Where Are They Now? Bowdoin Orient Alumni on the Record
We spoke with just a small sampling of the many Orient alumni who've gone on to make their living with the written word.
Some, such as ESPN sports analytics writer Seth Walder ’11, a former Orient sports editor and editor-in-chief, knew that joining the paper was a top priority the minute he arrived on campus.
“I was doing the Thursday production night all-nighters right from the beginning,” Walder said. (The paper comes out on Fridays.) “My second week of college, I would be in [the Orient's production house] until 5:00 a.m.—and I’d only been at Bowdoin for twelve days. It was an amazing experience.”
Other journalists became involved with the Orient on a whim—unaware that it would be the beginning of their careers.
“Journalism wasn’t on my radar when I was applying for colleges,” said Nathaniel Herz ’09, who served as news and managing editor of the Orient before going on to report for the Anchorage Daily News and Alaska Public Media. “But having that group of people to work with and the Orient existing as a gathering place in the community for people to learn about how to do this kind of work was really important to me.”
“I was drawn to storytelling...I wanted to understand storytelling through journalism, but also through literature.” ”
—Kary Antholis ’84, founding publisher of Crime Story
The experience of working among a dedicated team of serious student reporters was resonant for many Orient alumni.

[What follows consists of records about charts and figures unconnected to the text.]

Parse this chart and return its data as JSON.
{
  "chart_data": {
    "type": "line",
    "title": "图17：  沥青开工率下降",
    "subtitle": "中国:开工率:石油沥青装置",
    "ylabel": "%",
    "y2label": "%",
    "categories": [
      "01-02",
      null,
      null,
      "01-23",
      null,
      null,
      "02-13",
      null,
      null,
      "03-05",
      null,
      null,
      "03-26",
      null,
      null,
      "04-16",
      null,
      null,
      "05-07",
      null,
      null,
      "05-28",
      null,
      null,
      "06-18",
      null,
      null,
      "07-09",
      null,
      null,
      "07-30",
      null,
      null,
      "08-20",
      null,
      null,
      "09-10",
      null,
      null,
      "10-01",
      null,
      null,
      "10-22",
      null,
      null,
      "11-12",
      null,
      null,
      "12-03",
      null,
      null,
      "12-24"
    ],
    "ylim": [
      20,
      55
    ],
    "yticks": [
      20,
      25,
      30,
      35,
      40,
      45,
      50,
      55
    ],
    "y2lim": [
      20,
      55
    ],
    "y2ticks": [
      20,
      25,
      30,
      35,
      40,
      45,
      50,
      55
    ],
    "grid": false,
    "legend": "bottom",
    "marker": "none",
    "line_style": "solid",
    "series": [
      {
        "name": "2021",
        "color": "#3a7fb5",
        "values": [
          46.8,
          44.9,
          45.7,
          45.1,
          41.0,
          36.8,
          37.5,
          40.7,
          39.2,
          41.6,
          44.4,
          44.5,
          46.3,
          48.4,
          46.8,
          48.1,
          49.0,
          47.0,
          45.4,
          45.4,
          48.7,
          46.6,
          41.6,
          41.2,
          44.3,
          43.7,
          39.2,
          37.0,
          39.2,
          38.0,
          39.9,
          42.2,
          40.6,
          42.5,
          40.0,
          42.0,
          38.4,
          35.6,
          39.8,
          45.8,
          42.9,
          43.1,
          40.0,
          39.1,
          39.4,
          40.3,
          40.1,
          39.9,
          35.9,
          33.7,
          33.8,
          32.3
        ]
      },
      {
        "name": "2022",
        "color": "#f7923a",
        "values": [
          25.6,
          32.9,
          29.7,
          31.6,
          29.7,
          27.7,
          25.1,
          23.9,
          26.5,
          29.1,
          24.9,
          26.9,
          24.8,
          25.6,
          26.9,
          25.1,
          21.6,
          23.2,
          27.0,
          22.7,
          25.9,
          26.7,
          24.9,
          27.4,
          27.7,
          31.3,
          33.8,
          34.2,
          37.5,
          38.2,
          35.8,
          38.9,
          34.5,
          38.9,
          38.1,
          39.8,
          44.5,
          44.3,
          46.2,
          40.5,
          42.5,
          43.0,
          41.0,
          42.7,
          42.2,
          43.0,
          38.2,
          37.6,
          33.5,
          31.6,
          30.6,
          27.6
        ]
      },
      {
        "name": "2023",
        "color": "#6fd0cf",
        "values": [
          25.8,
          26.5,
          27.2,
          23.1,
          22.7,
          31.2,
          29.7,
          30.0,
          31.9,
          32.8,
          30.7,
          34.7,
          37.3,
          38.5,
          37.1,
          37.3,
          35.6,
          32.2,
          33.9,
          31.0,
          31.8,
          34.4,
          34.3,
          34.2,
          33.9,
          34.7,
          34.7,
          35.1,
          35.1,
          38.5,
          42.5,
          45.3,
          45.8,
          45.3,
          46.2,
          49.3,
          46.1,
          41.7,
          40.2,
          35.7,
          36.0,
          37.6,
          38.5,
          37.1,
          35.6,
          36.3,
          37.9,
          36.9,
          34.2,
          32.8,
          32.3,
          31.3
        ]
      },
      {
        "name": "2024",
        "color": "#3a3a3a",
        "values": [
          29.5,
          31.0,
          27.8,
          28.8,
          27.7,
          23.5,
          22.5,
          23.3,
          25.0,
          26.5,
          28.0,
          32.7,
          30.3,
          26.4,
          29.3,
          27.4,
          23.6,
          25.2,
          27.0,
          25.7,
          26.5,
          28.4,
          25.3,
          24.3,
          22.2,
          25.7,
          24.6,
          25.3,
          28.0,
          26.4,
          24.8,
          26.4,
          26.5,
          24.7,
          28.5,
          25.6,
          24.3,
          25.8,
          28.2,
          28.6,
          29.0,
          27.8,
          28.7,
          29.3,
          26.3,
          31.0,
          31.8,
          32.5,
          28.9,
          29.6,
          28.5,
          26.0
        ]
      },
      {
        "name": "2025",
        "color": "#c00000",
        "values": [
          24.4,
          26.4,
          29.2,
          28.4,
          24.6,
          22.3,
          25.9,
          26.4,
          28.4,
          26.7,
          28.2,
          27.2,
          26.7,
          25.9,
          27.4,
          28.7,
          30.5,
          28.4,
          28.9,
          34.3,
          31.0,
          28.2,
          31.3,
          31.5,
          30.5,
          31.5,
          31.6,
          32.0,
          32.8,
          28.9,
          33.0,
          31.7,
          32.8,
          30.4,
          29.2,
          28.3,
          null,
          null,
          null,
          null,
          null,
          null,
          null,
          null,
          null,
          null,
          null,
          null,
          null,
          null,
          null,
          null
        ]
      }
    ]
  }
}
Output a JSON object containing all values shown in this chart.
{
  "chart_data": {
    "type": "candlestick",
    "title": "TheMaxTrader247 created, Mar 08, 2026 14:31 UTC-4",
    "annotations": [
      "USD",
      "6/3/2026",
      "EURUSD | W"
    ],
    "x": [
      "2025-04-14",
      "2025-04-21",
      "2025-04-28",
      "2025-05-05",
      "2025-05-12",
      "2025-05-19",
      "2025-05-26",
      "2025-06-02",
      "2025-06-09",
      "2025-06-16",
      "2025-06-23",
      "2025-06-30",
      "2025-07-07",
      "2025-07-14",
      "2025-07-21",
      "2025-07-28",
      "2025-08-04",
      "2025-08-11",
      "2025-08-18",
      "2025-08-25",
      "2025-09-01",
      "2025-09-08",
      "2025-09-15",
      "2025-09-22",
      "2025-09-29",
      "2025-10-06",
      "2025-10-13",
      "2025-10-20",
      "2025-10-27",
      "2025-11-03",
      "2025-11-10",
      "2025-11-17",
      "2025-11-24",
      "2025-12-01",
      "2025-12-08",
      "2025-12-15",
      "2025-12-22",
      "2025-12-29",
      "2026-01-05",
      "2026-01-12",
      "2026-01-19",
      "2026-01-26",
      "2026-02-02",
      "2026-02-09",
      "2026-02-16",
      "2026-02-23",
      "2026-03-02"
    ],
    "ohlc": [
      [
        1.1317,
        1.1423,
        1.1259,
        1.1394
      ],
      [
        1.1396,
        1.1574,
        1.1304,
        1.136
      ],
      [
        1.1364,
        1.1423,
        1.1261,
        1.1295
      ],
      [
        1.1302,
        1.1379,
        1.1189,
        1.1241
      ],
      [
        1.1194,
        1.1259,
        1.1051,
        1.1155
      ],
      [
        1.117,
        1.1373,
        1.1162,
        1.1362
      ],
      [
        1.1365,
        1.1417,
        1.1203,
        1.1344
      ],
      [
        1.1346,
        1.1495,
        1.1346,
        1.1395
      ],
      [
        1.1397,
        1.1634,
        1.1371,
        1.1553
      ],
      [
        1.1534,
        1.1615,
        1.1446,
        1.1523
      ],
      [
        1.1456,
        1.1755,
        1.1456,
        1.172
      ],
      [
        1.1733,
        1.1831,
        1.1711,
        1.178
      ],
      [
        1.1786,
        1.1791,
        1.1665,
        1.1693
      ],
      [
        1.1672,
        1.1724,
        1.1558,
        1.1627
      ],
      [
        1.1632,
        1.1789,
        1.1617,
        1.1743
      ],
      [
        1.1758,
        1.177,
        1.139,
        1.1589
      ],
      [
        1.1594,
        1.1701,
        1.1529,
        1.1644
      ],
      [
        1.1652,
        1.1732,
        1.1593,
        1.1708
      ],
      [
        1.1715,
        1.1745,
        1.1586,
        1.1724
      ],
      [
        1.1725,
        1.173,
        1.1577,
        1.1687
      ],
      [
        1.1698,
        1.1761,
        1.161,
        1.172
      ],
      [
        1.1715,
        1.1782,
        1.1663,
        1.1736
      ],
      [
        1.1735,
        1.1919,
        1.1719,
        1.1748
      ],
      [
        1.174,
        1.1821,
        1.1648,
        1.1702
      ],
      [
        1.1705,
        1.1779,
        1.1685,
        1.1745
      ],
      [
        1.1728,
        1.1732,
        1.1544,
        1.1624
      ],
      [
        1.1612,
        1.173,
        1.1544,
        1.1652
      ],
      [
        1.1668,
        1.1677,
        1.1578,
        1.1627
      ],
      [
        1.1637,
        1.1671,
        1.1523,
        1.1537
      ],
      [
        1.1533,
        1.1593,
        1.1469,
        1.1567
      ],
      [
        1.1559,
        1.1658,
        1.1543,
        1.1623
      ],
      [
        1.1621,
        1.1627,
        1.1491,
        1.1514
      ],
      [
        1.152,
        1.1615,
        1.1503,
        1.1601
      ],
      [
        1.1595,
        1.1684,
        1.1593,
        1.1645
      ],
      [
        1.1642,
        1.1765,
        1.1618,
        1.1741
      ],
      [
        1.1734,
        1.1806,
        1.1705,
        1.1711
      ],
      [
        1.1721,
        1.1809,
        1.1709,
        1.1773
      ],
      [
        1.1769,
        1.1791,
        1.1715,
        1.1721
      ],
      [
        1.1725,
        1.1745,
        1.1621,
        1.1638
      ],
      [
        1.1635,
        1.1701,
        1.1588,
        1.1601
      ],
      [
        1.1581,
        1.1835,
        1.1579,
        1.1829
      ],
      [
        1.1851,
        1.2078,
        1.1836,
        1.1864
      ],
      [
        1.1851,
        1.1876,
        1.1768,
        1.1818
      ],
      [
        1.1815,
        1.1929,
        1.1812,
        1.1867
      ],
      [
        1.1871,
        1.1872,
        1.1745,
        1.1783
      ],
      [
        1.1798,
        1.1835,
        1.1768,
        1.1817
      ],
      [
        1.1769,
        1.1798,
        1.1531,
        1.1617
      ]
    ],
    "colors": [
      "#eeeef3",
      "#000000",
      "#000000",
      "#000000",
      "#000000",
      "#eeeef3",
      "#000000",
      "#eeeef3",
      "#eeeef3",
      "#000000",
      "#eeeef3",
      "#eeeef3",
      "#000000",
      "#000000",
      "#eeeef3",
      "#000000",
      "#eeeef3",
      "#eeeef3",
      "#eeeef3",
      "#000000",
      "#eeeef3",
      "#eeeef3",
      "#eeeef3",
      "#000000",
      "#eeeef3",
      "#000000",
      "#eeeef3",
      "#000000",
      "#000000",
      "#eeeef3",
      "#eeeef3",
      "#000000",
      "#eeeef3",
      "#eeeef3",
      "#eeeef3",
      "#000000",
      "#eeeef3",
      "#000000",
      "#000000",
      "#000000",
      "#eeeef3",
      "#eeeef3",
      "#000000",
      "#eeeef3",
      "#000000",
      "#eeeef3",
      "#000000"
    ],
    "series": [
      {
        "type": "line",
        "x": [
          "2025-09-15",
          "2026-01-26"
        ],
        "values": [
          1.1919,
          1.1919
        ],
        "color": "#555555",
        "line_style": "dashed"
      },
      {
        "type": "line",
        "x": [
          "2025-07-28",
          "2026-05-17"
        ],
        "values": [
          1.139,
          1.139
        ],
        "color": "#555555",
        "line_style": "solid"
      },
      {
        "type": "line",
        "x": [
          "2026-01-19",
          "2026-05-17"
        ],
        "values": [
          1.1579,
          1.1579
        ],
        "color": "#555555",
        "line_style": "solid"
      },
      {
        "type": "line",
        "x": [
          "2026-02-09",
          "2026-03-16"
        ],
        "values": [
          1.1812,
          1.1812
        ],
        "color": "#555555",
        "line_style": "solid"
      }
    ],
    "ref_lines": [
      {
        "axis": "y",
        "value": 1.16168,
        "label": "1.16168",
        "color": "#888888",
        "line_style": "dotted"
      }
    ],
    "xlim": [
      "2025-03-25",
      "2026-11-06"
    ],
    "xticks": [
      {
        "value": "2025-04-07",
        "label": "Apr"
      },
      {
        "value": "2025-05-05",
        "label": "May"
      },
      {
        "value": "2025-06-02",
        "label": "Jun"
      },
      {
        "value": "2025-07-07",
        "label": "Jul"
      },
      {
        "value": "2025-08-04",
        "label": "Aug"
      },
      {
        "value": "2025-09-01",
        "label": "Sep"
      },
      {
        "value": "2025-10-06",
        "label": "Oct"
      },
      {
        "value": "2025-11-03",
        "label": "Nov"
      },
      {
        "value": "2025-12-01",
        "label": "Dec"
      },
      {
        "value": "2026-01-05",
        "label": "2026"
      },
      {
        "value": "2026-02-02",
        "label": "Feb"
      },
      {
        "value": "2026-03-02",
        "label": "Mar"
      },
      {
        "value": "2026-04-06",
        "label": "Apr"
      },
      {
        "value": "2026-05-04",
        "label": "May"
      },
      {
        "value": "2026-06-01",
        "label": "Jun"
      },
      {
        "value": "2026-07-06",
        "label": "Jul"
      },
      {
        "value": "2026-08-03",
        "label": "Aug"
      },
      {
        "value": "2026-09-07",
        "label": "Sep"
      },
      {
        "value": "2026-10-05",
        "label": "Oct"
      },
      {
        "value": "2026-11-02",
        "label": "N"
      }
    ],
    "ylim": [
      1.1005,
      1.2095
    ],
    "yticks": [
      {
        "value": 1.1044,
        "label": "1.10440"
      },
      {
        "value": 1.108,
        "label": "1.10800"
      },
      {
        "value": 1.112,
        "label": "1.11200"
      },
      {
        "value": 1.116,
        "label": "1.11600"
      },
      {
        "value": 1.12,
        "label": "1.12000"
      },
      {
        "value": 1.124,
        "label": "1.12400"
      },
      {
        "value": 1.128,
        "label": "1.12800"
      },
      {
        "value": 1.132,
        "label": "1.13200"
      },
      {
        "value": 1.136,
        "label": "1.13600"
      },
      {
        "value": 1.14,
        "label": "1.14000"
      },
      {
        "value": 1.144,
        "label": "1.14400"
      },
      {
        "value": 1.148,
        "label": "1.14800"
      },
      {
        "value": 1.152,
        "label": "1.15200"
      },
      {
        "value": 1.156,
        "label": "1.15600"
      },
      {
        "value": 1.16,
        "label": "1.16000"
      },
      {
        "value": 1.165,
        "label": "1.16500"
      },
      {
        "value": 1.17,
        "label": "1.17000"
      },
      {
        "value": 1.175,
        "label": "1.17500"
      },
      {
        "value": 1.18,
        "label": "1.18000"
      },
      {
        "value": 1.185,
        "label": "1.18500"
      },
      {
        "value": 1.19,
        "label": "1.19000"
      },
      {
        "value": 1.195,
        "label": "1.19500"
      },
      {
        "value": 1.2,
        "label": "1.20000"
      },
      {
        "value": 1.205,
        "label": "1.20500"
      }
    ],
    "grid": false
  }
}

“I remember having an editor who really impressed upon me what a lovely mix it is to work with people who are smart, empathetic, kind, and diligent,” said Kimberly Launier ’98, a producer at CNN. Launier has also worked on documentary film and television productions with ABC News and HBO.
Evan Gershkovich ’14, former Orient contributor and current Russia-based reporter at The Wall Street Journal, added that his time at the Orient was not only characterized by camaraderie, but by professional development.
“I remember a friend of mine basically sitting me down and teaching me the mechanics of a news story, from the lede to the nut graf,” he said. “My friends at the Orient were very serious, driven people. They took what they did seriously, and they helped me learn more about what journalism truly is.”
Walder believes that it was his dedication to the Orient that solidified his plan to go into journalism. “It was a point in my sophomore year when I think I just realized that journalism had become the thing that I was the most passionate about,” he said. “A part of being part of the Orient was realizing that journalism was something I cared about quite a bit.”
“I remember having an editor who really impressed upon me what a lovely mix it is to work with people who are smart, empathetic, kind, and diligent.”
—Kimberly Launier ’98, CNN producer
“I was drawn to storytelling,” said Kary Antholis ’84, who contributed to the Orient and, after a long career at HBO, founded Crime Story Media. “I was interested in literature and took a lot of literature courses—I wanted to really understand storytelling through journalism, but also through literature.”
“In a way, I never really ended my honors project,” added Linda Kinstler ’13, who wrote a thesis for her English major. A former editor-in-chief of the Orient, she is now an award-winning journalist whose articles have appeared in The Economist, The New York Times, The Washington Post, The Atlantic, and elsewhere. She is also a PhD candidate in rhetoric at University of California–Berkeley.
While Orient alumni have gone on to become expert beat reporters, or to ascend the masthead at prominent national newspapers, many believe that the fundamentals they picked up at the newspaper gave them a head start when they began their first jobs.
“The Orient was a really foundational way for me to build skills. The fact that we were doing this paper every week, very much independently, forced me to learn,” Walder said. “When I left Bowdoin, there was plenty more to learn in the ‘real world,’ but I had built up skills from the Orient that were certainly helpful right away.”
“Questions about how you write a good lede or what's the theme—those basic questions are common throughout your career,” said James Hertling ’83, former Orient editor-in-chief and current senior editor at Bloomberg Opinion, based in London.
Craig Giammona '02, former Orient contributor and a current team leader at Bloomberg News, believes that practicing journalism at a liberal arts college amplified his preparedness for post-graduate life.
“When I think back on Bowdoin, it really taught me how to think critically, analyze information quickly, and express myself, both written and verbally, to different people,” he said. “Any good journalist is really an extension of a liberal arts education, where you have to be open-minded and curious about the world.”
Launier argues that working for the Orient in conjunction with taking academic classes and participating in extracurricular experiences spurred her to develop attributes that would have served her in many industries, but which hold a special significance in journalism.
“I think Bowdoin helped instill in me a level of confidence, and humility, to arrive at a place I’ve never been to before,” Launier said, adding, “in my opinion, there is nothing more important in journalism than curiosity.”
While these alumni are scattered across the country and the world, their commitment to truthful storytelling, their fond memories of their first journalism gig at the Orient, and their gratitude for their professional trajectories are largely consistent through their testimonials.
“I’ve been so lucky, and also worked incredibly hard, to have one of the most truly fun careers I ever could have imagined,” Launier said. “I’ve had the time of my life having adventures with unforgettable people and creatures. And it all started at Bowdoin!”